Читаем Something About Eve полностью

    Gerald watched the two pass out of his sight. His arms lifted after them ever so slightly. His arms seemed to ache as he recalled the feel of that small body and the warmth and yieldingness of it, which were now lost forever. Theodorick Quentin Musgrave was only an illusion contrived by forces which it was not comfortable to think about. Gerald knew that now with certainty. And it did not matter. Nor did it cheer him to reflect—as he did,—that he was in no worse case than all other fathers, no one of whom might ever retain the child that was little and helpless, and was loved for no reason at all, as nobody could quite love the hobbledehoy thumping schoolboy or even the estimable young man into whom that warm and yielding, sturdy, so small body might develop.....

    Then Gerald turned to Maya. “I have only you. But that which I have suffices me. I have been lucky, O my dearest, very far beyond my merits.”

    She was regarding him with a sort of troubled fondness; and her speech now was hardly snappish at all. “You really are, my poor Gerald, quite too ridiculous about the child! You talk, you actually do talk, as though he were not ever coming back,—and in good time for supper, too, unless he wants a spanking.”

    At that, Gerald raised a protesting hand. “Do you not trick me into optimism, also! Too much ambition and high dreams and that which was perhaps divine have now departed forever. The illusion which you created to be our son has departed, forever. But use and wont and a great deal of honest love remain. I do not say these things are heroic. I do say that these suffice. So do you let the strong bonds which are about me content you, my darling, without wreathing them in the paper flowers of optimism.”

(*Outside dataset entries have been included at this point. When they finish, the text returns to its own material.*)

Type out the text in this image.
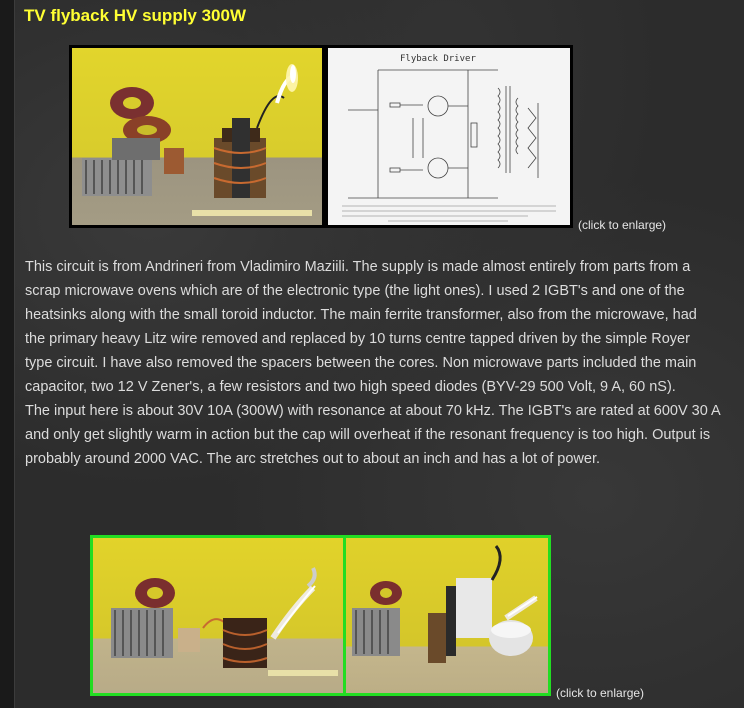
TV flyback HV supply 300W
Flyback Driver
(click to enlarge)

This circuit is from Andrineri from Vladimiro Maziili. The supply is made almost entirely from parts from a scrap microwave ovens which are of the electronic type (the light ones). I used 2 IGBT's and one of the heatsinks along with the small toroid inductor. The main ferrite transformer, also from the microwave, had the primary heavy Litz wire removed and replaced by 10 turns centre tapped driven by the simple Royer type circuit. I have also removed the spacers between the cores. Non microwave parts included the main capacitor, two 12 V Zener's, a few resistors and two high speed diodes (BYV-29 500 Volt, 9 A, 60 nS).

The input here is about 30V 10A (300W) with resonance at about 70 kHz. The IGBT's are rated at 600V 30 A and only get slightly warm in action but the cap will overheat if the resonant frequency is too high. Output is probably around 2000 VAC. The arc stretches out to about an inch and has a lot of power.

(click to enlarge)
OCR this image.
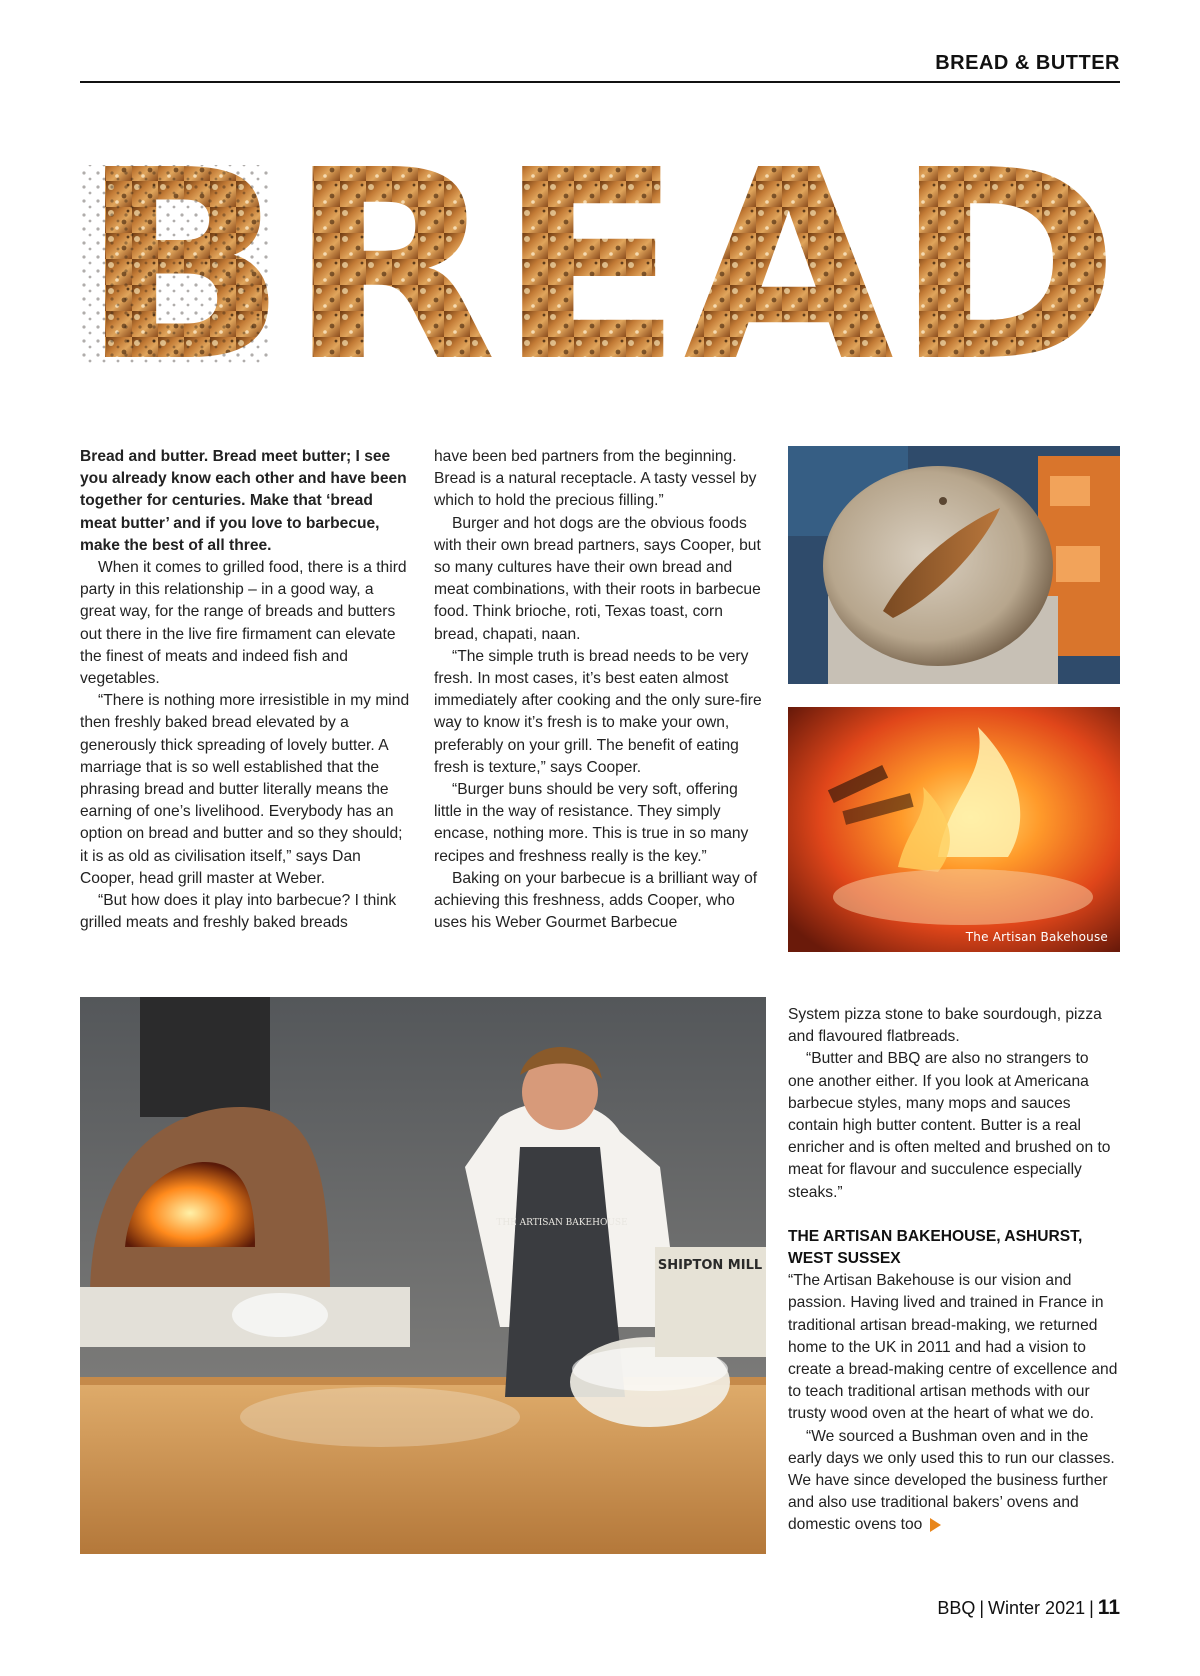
BREAD & BUTTER
BREAD

Bread and butter. Bread meet butter; I see you already know each other and have been together for centuries. Make that ‘bread meat butter’ and if you love to barbecue, make the best of all three.

When it comes to grilled food, there is a third party in this relationship – in a good way, a great way, for the range of breads and butters out there in the live fire firmament can elevate the finest of meats and indeed fish and vegetables.

“There is nothing more irresistible in my mind then freshly baked bread elevated by a generously thick spreading of lovely butter. A marriage that is so well established that the phrasing bread and butter literally means the earning of one’s livelihood. Everybody has an option on bread and butter and so they should; it is as old as civilisation itself,” says Dan Cooper, head grill master at Weber.

“But how does it play into barbecue? I think grilled meats and freshly baked breads

have been bed partners from the beginning. Bread is a natural receptacle. A tasty vessel by which to hold the precious filling.”

Burger and hot dogs are the obvious foods with their own bread partners, says Cooper, but so many cultures have their own bread and meat combinations, with their roots in barbecue food. Think brioche, roti, Texas toast, corn bread, chapati, naan.

“The simple truth is bread needs to be very fresh. In most cases, it’s best eaten almost immediately after cooking and the only sure-fire way to know it’s fresh is to make your own, preferably on your grill. The benefit of eating fresh is texture,” says Cooper.

“Burger buns should be very soft, offering little in the way of resistance. They simply encase, nothing more. This is true in so many recipes and freshness really is the key.”

Baking on your barbecue is a brilliant way of achieving this freshness, adds Cooper, who uses his Weber Gourmet Barbecue

The Artisan Bakehouse
THE ARTISAN BAKEHOUSE
SHIPTON MILL

System pizza stone to bake sourdough, pizza and flavoured flatbreads.

“Butter and BBQ are also no strangers to one another either. If you look at Americana barbecue styles, many mops and sauces contain high butter content. Butter is a real enricher and is often melted and brushed on to meat for flavour and succulence especially steaks.”

THE ARTISAN BAKEHOUSE, ASHURST, WEST SUSSEX

“The Artisan Bakehouse is our vision and passion. Having lived and trained in France in traditional artisan bread-making, we returned home to the UK in 2011 and had a vision to create a bread-making centre of excellence and to teach traditional artisan methods with our trusty wood oven at the heart of what we do.

“We sourced a Bushman oven and in the early days we only used this to run our classes. We have since developed the business further and also use traditional bakers’ ovens and domestic ovens too

BBQ | Winter 2021 | 11
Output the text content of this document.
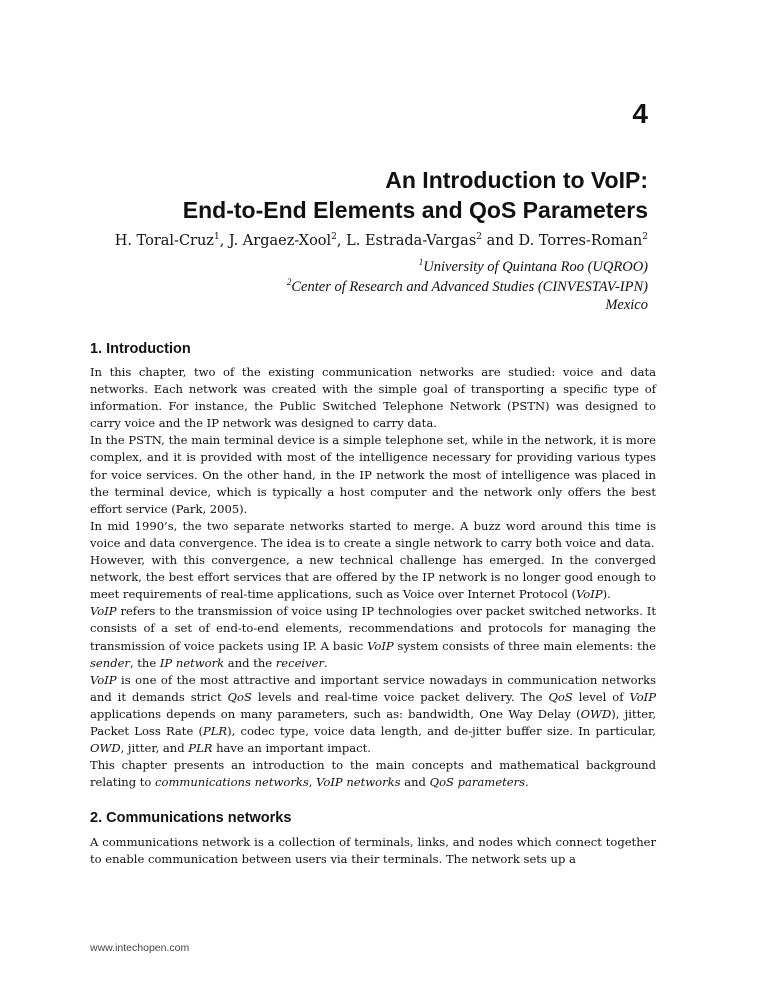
4
An Introduction to VoIP:
End-to-End Elements and QoS Parameters
H. Toral-Cruz$^1$, J. Argaez-Xool$^2$, L. Estrada-Vargas$^2$ and D. Torres-Roman$^2$
$^1$University of Quintana Roo (UQROO)
$^2$Center of Research and Advanced Studies (CINVESTAV-IPN)
Mexico
1. Introduction

In this chapter, two of the existing communication networks are studied: voice and data networks. Each network was created with the simple goal of transporting a specific type of information. For instance, the Public Switched Telephone Network (PSTN) was designed to carry voice and the IP network was designed to carry data.

In the PSTN, the main terminal device is a simple telephone set, while in the network, it is more complex, and it is provided with most of the intelligence necessary for providing various types for voice services. On the other hand, in the IP network the most of intelligence was placed in the terminal device, which is typically a host computer and the network only offers the best effort service (Park, 2005).

In mid 1990’s, the two separate networks started to merge. A buzz word around this time is voice and data convergence. The idea is to create a single network to carry both voice and data.

However, with this convergence, a new technical challenge has emerged. In the converged network, the best effort services that are offered by the IP network is no longer good enough to meet requirements of real-time applications, such as Voice over Internet Protocol (VoIP).

VoIP refers to the transmission of voice using IP technologies over packet switched networks. It consists of a set of end-to-end elements, recommendations and protocols for managing the transmission of voice packets using IP. A basic VoIP system consists of three main elements: the sender, the IP network and the receiver.

VoIP is one of the most attractive and important service nowadays in communication networks and it demands strict QoS levels and real-time voice packet delivery. The QoS level of VoIP applications depends on many parameters, such as: bandwidth, One Way Delay (OWD), jitter, Packet Loss Rate (PLR), codec type, voice data length, and de-jitter buffer size. In particular, OWD, jitter, and PLR have an important impact.

This chapter presents an introduction to the main concepts and mathematical background relating to communications networks, VoIP networks and QoS parameters.

2. Communications networks

A communications network is a collection of terminals, links, and nodes which connect together to enable communication between users via their terminals. The network sets up a

www.intechopen.com
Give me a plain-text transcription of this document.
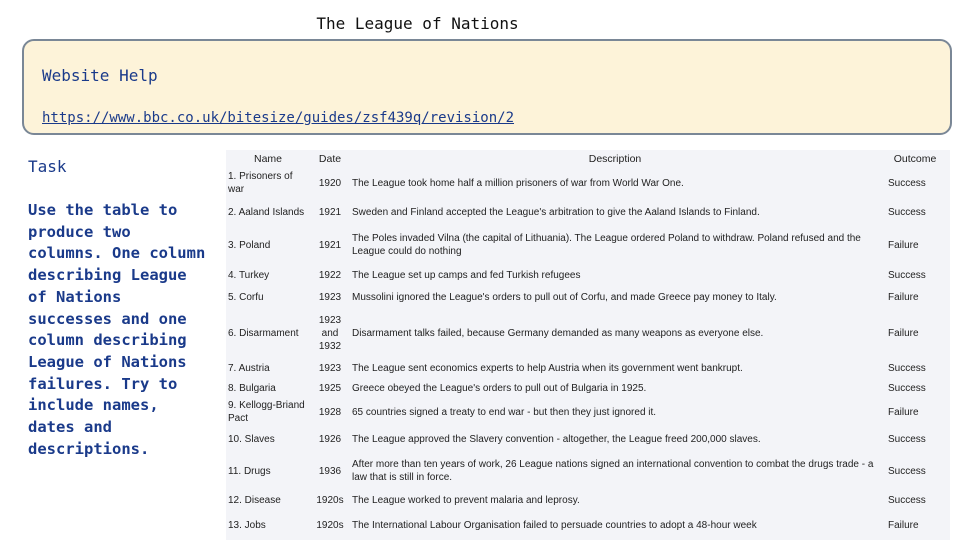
The League of Nations
Website Help
https://www.bbc.co.uk/bitesize/guides/zsf439q/revision/2
Task
Use the table to produce two columns. One column describing League of Nations successes and one column describing League of Nations failures. Try to include names, dates and descriptions.
Name	Date	Description	Outcome
1. Prisoners of war	1920	The League took home half a million prisoners of war from World War One.	Success
2. Aaland Islands	1921	Sweden and Finland accepted the League's arbitration to give the Aaland Islands to Finland.	Success
3. Poland	1921	The Poles invaded Vilna (the capital of Lithuania). The League ordered Poland to withdraw. Poland refused and the League could do nothing	Failure
4. Turkey	1922	The League set up camps and fed Turkish refugees	Success
5. Corfu	1923	Mussolini ignored the League's orders to pull out of Corfu, and made Greece pay money to Italy.	Failure
6. Disarmament	1923 and 1932	Disarmament talks failed, because Germany demanded as many weapons as everyone else.	Failure
7. Austria	1923	The League sent economics experts to help Austria when its government went bankrupt.	Success
8. Bulgaria	1925	Greece obeyed the League's orders to pull out of Bulgaria in 1925.	Success
9. Kellogg-Briand Pact	1928	65 countries signed a treaty to end war - but then they just ignored it.	Failure
10. Slaves	1926	The League approved the Slavery convention - altogether, the League freed 200,000 slaves.	Success
11. Drugs	1936	After more than ten years of work, 26 League nations signed an international convention to combat the drugs trade - a law that is still in force.	Success
12. Disease	1920s	The League worked to prevent malaria and leprosy.	Success
13. Jobs	1920s	The International Labour Organisation failed to persuade countries to adopt a 48-hour week	Failure
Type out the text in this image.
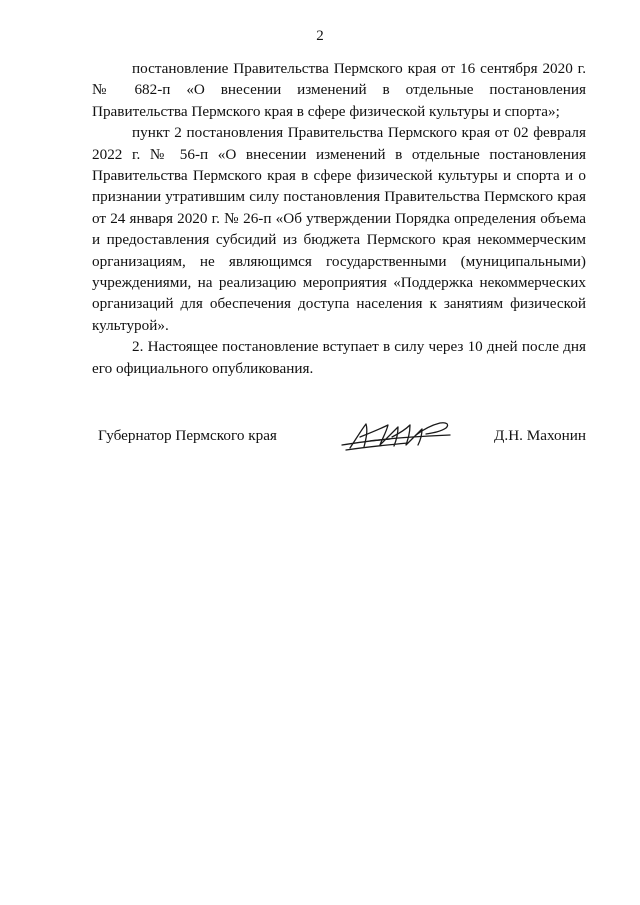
2

постановление Правительства Пермского края от 16 сентября 2020 г. № 682-п «О внесении изменений в отдельные постановления Правительства Пермского края в сфере физической культуры и спорта»;

пункт 2 постановления Правительства Пермского края от 02 февраля 2022 г. № 56-п «О внесении изменений в отдельные постановления Правительства Пермского края в сфере физической культуры и спорта и о признании утратившим силу постановления Правительства Пермского края от 24 января 2020 г. № 26-п «Об утверждении Порядка определения объема и предоставления субсидий из бюджета Пермского края некоммерческим организациям, не являющимся государственными (муниципальными) учреждениями, на реализацию мероприятия «Поддержка некоммерческих организаций для обеспечения доступа населения к занятиям физической культурой».

2. Настоящее постановление вступает в силу через 10 дней после дня его официального опубликования.

Губернатор Пермского края	Д.Н. Махонин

    “But are you, also,” Maya said, “content?” Gerald answered: “I am well content. Day in, day out, let there be between us faith, and aid, and a great fondness, O my dear, and no parting! For I am content and very contrite. I know that any life without you would be a maimed business. I know that I desire only to continue in our quiet way of living upon Mispec Moor. For the middle way of life is best. What need have I to be a god or to be seeking unfamiliar places so that I may rule over them? That way is troubled, and too full of noise and striving. It is better to be content. It is better to be content with the dear, common happenings of human life, shared loyally with the one woman whose love for you is limitless and does not change, for all that it is blind to none of your failings; and to know that these things are enough and very far beyond your deserts; and not to be insanely hankering after any more high-hearted manner of living which is out of your reach or, at any rate, is attained through more trouble than it is probably worth. Ah, yes, the middle way of life is best.”

    “At least it is some comfort,” Maya said, “to hear you talking almost sensibly.”

    Then she reached up, still with a grave and rather tender smiling upon her beloved, homely face; and she took away from Gerald’s eyes the rose-colored spectacles.

    “In fact,” said a male voice, “the woman’s task is ended.”

43. Economics of Redemption

    FOR now had come to them, traveling back from Antan, the brown man. This brown man came, he said, to summon Maya to her appointed task of transforming yet other men into domestic animals.

    “—For women,” he said, also, “have always their fond task and their beneficent labor. Here, I repeat, the woman’s task is ended. But yonder many men go untamed and unbroken to the sane ways of compromise.”

    Then Maya a bit absent-mindedly assented, as she put away those spectacles of hers for future use, that, in point of fact, she supposed she had done everything that was actually necessary in Gerald’s case, although nobody ever would really know what a trial he had been to her.

    And Gerald for one instant looked at his wife. He found in his wife’s face that which it is the doom of most husbands to find there at one time or another. And it caused Gerald to laugh a little.

    “Nevertheless,” Gerald said, quietly, “I am Fair-haired Hoo, the Helper and the Preserver, the Well-beloved of Heavenly Ones. I am Lord of the Third Truth, in this world which knows of only two truths and of the compromises which they beget.”

    The brown man greeted that with a thin smile. “You have been long expected. Oh, very long have scepticism and despair, with somewhat varying voices, invoked your name, saying, ‘Who will overthrow the Master Philologist!’”

    “Well, and now,” said Gerald, with the outline of a swagger, for he was getting himself more in hand, “now that prophecy is about to be fulfilled, for I am Hoo, and none other.”

    “But, really, friend, I do not see how you can be an interrogative pronoun.”

    “To a god, and more particularly to a Dirghic god, all incarnations are possible. There is no reason whatever why I should not be an interrogative pronoun. It is merely a matter of divine election.”